Well, groups serve many purposes. They can help you to extract exact information from a bigger match (which can also be named), they let you rematch a previous matched group, and can be used for substitutions. Let's try some examples, shall we?
Imagine you have some kind of XML or HTML (be aware that regex may not be the best tool for the job, but it is nice as an example). You want to parse the tags, so you could do something like this (I have added spaces to make it easier to understand):
\<(?<TAG>.+?)\> [^<]*? \</\k<TAG>\>
or
\<(.+?)\> [^<]*? \</\1\>
The first regex has a named group (TAG), while the second one uses a common group. Both regexes do the same thing: they use the value from the first group (the name of the tag) to match the closing tag. The difference is that the first one uses the name to match the value, and the second one uses the group index (which starts at 1).
Let's try some substitutions now. Consider the following text:
Lorem ipsum dolor sit amet consectetuer feugiat fames malesuada pretium egestas.
Now, let's use this dumb regex over it:
\b(\S)(\S)(\S)(\S*)\b
This regex matches words with at least 3 characters, and uses groups to separate the first three letters. The result is this:
Match "Lorem"
Group 1: "L"
Group 2: "o"
Group 3: "r"
Group 4: "em"
Match "ipsum"
Group 1: "i"
Group 2: "p"
Group 3: "s"
Group 4: "um"
...
Match "consectetuer"
Group 1: "c"
Group 2: "o"
Group 3: "n"
Group 4: "sectetuer"
...
So, if we apply the substitution string:
$1_$3$2_$4
... over it, we are trying to use the first group, add an underscore, use the third group, then the second group, add another underscore, and then the fourth group. The resulting string would be like the one below.
L_ro_em i_sp_um d_lo_or s_ti_ a_em_t c_no_sectetuer f_ue_giat f_ma_es m_la_esuada p_er_tium e_eg_stas.
You can use named groups for substitutions too, using ${name}.
To play around with regexes, I recommend http://regex101.com/, which offers a good amount of details on how the regex works; it also offers a few regex engines to choose from.
You can use capturing groups to organize and parse an expression. A non-capturing group has the first benefit, but doesn't have the overhead of the second. You can still say a non-capturing group is optional, for example.

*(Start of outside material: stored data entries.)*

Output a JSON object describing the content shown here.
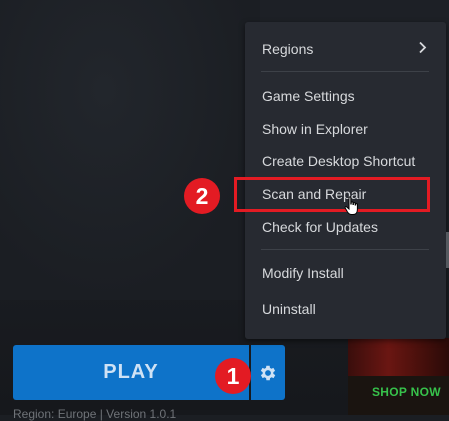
{
  "menu": {
    "regions": "Regions",
    "game_settings": "Game Settings",
    "show_in_explorer": "Show in Explorer",
    "create_shortcut": "Create Desktop Shortcut",
    "scan_and_repair": "Scan and Repair",
    "check_updates": "Check for Updates",
    "modify_install": "Modify Install",
    "uninstall": "Uninstall"
  },
  "play": {
    "label": "PLAY"
  },
  "version_line": "Region: Europe  |  Version 1.0.1",
  "promo": {
    "shop_now": "SHOP NOW"
  },
  "annotations": {
    "step1": "1",
    "step2": "2"
  },
  "colors": {
    "play_blue": "#0e73c9",
    "highlight_red": "#e31b23",
    "shop_green": "#37c24b",
    "menu_bg": "#272a31"
  },
  "icons": {
    "regions_chevron": "chevron-right-icon",
    "settings": "gear-icon",
    "cursor": "hand-pointer-icon"
  }
}
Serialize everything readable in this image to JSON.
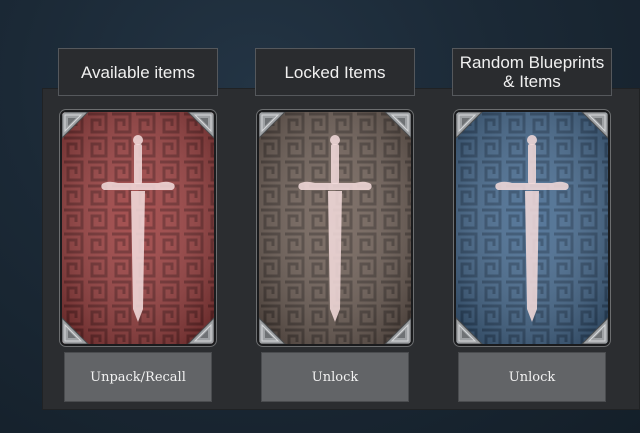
{
  "columns": [
    {
      "title": "Available items",
      "button_label": "Unpack/Recall",
      "card_color": "#9b3d3d",
      "card_dark": "#6e2627"
    },
    {
      "title": "Locked Items",
      "button_label": "Unlock",
      "card_color": "#6f5f56",
      "card_dark": "#4c403a"
    },
    {
      "title": "Random Blueprints\n& Items",
      "button_label": "Unlock",
      "card_color": "#44698f",
      "card_dark": "#2c4a6a"
    }
  ],
  "icons": {
    "card_emblem": "sword-icon",
    "card_corner": "metal-corner-icon"
  }
}
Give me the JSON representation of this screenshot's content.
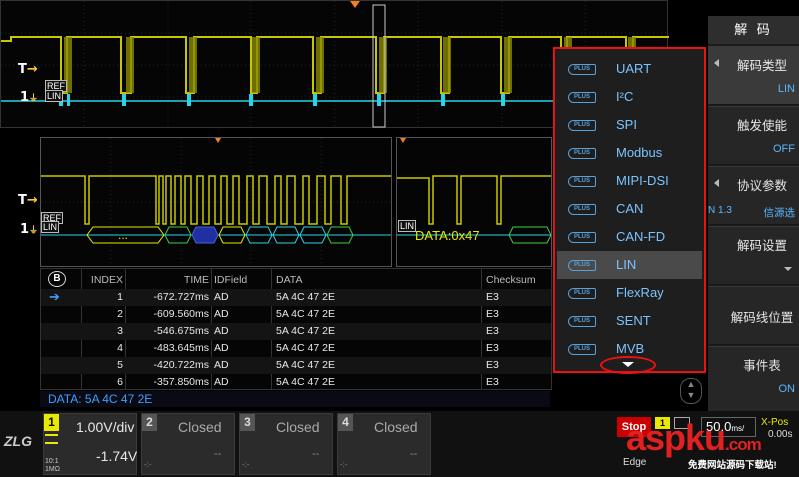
{
  "markers": {
    "trigger_label": "T",
    "ch1_label": "1",
    "lin_tag": "LIN",
    "ref_tag": "REF"
  },
  "zoom": {
    "left_dots": "...",
    "right_data": "DATA:0x47"
  },
  "table": {
    "columns": [
      "INDEX",
      "TIME",
      "IDField",
      "DATA",
      "Checksum"
    ],
    "rows": [
      {
        "index": "1",
        "time": "-672.727ms",
        "id": "AD",
        "data": "5A 4C 47 2E",
        "csum": "E3"
      },
      {
        "index": "2",
        "time": "-609.560ms",
        "id": "AD",
        "data": "5A 4C 47 2E",
        "csum": "E3"
      },
      {
        "index": "3",
        "time": "-546.675ms",
        "id": "AD",
        "data": "5A 4C 47 2E",
        "csum": "E3"
      },
      {
        "index": "4",
        "time": "-483.645ms",
        "id": "AD",
        "data": "5A 4C 47 2E",
        "csum": "E3"
      },
      {
        "index": "5",
        "time": "-420.722ms",
        "id": "AD",
        "data": "5A 4C 47 2E",
        "csum": "E3"
      },
      {
        "index": "6",
        "time": "-357.850ms",
        "id": "AD",
        "data": "5A 4C 47 2E",
        "csum": "E3"
      }
    ],
    "badge": "B"
  },
  "data_bar": "DATA: 5A 4C 47 2E",
  "dropdown": {
    "badge": "PLUS",
    "items": [
      "UART",
      "I²C",
      "SPI",
      "Modbus",
      "MIPI-DSI",
      "CAN",
      "CAN-FD",
      "LIN",
      "FlexRay",
      "SENT",
      "MVB"
    ],
    "selected": "LIN"
  },
  "right_panel": {
    "title": "解 码",
    "decode_type": {
      "label": "解码类型",
      "value": "LIN"
    },
    "trigger_enable": {
      "label": "触发使能",
      "value": "OFF"
    },
    "protocol_params": {
      "label": "协议参数",
      "value_left": "N 1.3",
      "value_right": "信源选"
    },
    "decode_settings": {
      "label": "解码设置"
    },
    "decode_line_pos": {
      "label": "解码线位置"
    },
    "event_table": {
      "label": "事件表",
      "value": "ON"
    }
  },
  "bottom": {
    "ch1": {
      "num": "1",
      "vdiv": "1.00V/div",
      "offset": "-1.74V",
      "sub1": "10:1",
      "sub2": "1MΩ"
    },
    "ch2": {
      "num": "2",
      "status": "Closed",
      "dash": "--",
      "sub": "-:-"
    },
    "ch3": {
      "num": "3",
      "status": "Closed",
      "dash": "--",
      "sub": "-:-"
    },
    "ch4": {
      "num": "4",
      "status": "Closed",
      "dash": "--",
      "sub": "-:-"
    },
    "run_state": "Stop",
    "trig_mode": "Edge",
    "timebase": "50.0",
    "timebase_unit": "ms/",
    "xpos_label": "X-Pos",
    "xpos_value": "0.00s",
    "trig_ch": "1",
    "watermark_main": "aspku",
    "watermark_tld": ".com",
    "watermark_sub": "免费网站源码下载站!"
  },
  "colors": {
    "ch1": "#e8e800",
    "lin": "#2ad4e8",
    "accent": "#3aa0ff",
    "alert": "#e11111"
  }
}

Say you want to match numeric text, but some numbers could be written as 1st, 2nd, 3rd, 4th,... If you want to capture the numeric part, but not the (optional) suffix you can use a non-capturing group.
([0-9]+)(?:st|nd|rd|th)?
That will match numbers in the form 1, 2, 3... or in the form 1st, 2nd, 3rd,... but it will only capture the numeric part.
?: is used when you want to group an expression, but you do not want to save it as a matched/captured portion of the string.
An example would be something to match an IP address:
/(?:\d{1,3}\.){3}\d{1,3}/
Note that I don't care about saving the first 3 octets, but the (?:...) grouping allows me to shorten the regex without incurring the overhead of capturing and storing a match.
HISTORICAL MOTIVATION:
The existence of non-capturing groups can be explained with the use of parenthesis.
Consider the expressions (a|b)c and a|bc, due to priority of concatenation over |, these expressions represent two different languages ({ac, bc} and {a, bc} respectively).
However, the parenthesis are also used as a matching group (as explained by the other answers...).
When you want to have parenthesis but not capture the sub-expression you use NON-CAPTURING GROUPS. In the example, (?:a|b)c
Let me try this with an example:
Regex Code: (?:animal)(?:=)(\w+)(,)\1\2
Search String:
Line 1 - animal=cat,dog,cat,tiger,dog
Line 2 - animal=cat,cat,dog,dog,tiger
Line 3 - animal=dog,dog,cat,cat,tiger
(?:animal) --> Non-Captured Group 1
(?:=)--> Non-Captured Group 2
(\w+)--> Captured Group 1
(,)--> Captured Group 2
\1 --> result of captured group 1 i.e In Line 1 is cat, In Line 2 is cat, In Line 3 is dog.
\2 --> result of captured group 2 i.e comma (,)
So in this code by giving \1 and \2 we recall or repeat the result of captured group 1 and 2 respectively later in the code.
As per the order of code (?:animal) should be group 1 and (?:=) should be group 2 and continues..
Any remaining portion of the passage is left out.